Low adherence to a Mediterranean diet is associated with an increase in the prevalence of Attention Deficit and Hyperactivity Disorder (ADHD), according to a recent Spanish study published in the journal Pediatrics. The case study tracked food consumption, nutrient intake, and physical activity in 120 participants (60 children and adolescents with newly diagnosed ADHD and 60 sex- and age-matched controls) for three weeks and concluded that diet should be considered alongside the development and treatment of ADHD.
In 2011, the Centers for Disease Control and Prevention (CDC), described that approximately eleven percent of children aged between 4 and 17 in the United States have received a diagnosis of ADHD, making it one of the most common neurodevelopmental disorders in childhood. Symptoms are characterized by hyperactivity, impulsivity and decreased attention.

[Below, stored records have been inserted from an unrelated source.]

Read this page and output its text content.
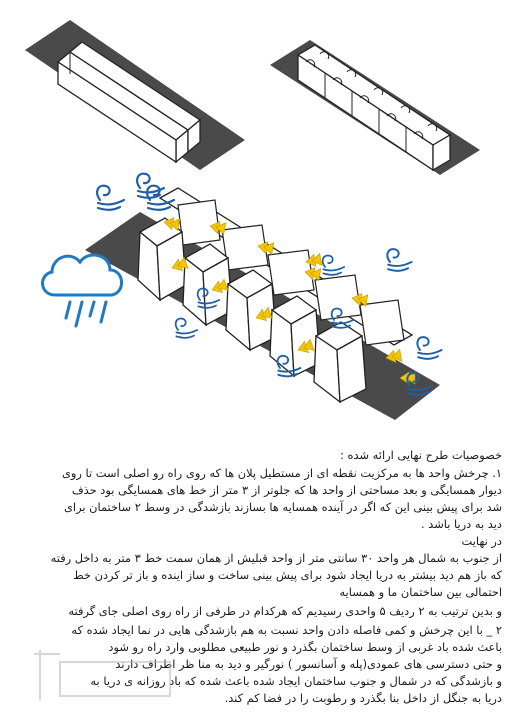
خصوصیات طرح نهایی ارائه شده :

۱. چرخش واحد ها به مرکزیت نقطه ای از مستطیل پلان ها که روی راه رو اصلی است تا روی

دیوار همسایگی و بعد مساحتی از واحد ها که جلوتر از ۳ متر از خط های همسایگی بود حذف

شد برای پیش بینی این که اگر در آینده همسایه ها بسازند بازشدگی در وسط ۲ ساختمان برای

دید به دریا باشد .

در نهایت

از جنوب به شمال هر واحد ۳۰ سانتی متر از واحد قبلیش از همان سمت خط ۳ متر به داخل رفته

که باز هم دید بیشتر به دریا ایجاد شود برای پیش بینی ساخت و ساز اینده و باز تر کردن خط

احتمالی بین ساختمان ما و همسایه

و بدین ترتیب به ۲ ردیف ۵ واحدی رسیدیم که هرکدام در طرفی از راه روی اصلی جای گرفته

۲ _ با این چرخش و کمی فاصله دادن واحد نسبت به هم بازشدگی هایی در نما ایجاد شده که

باعث شده باد غربی از وسط ساختمان بگذرد و نور طبیعی مطلوبی وارد راه رو شود

و حتی دسترسی های عمودی(پله و آسانسور ) نورگیر و دید به منا ظر اطراف دارند

و بازشدگی که در شمال و جنوب ساختمان ایجاد شده باعث شده که باد روزانه ی دریا به

دریا به جنگل از داخل بنا بگذرد و رطوبت را در فضا کم کند.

While the etiology of ADHD is debatable, prior research has found that nutritional deficiencies and unhealthy eating patterns are associated with a diagnosis of this disorder. But there have been no studies specific to the Mediterranean diet until now. The Spanish study led by María Izquierdo Pulido, of the Faculty of Pharmacy and Food Sciences of the University of Barcelona in Spain, points out, “The Mediterranean diet is a healthy, well-balanced diet that provides most of the nutrients in their right proportions. However, the Spanish population is moving away from this traditional pattern by increasing their consumption of processed foods and refined sugars, while decreasing fruit and vegetable intakes, consequently losing the benefits of the Mediterranean diet.”
Results yielded a significant relationship between ADHD and low abidance to a Mediterranean diet even after adjusting for potential confounding variables, such as BMI, physical activity, breastfeeding, and parental educational levels, among others. Perhaps even more interesting is that all of the cases were naïve, meaning no medication, as certain prescription drugs may influence food choices or persuade diet changes. While further research is needed regarding the causality of ADHD and whether dietary manipulation could help prevent or treat this disorder, the link between a poor diet and this common psychological condition in children and adolescents has been demonstrated. Establishing good nutritional habits early sets the foundation of a life-long patterns to optimize health and wellness. ADHD is disorder which affects children and adults as well, and this study demonstrates how improving a specific pattern of eating can improve overall performance.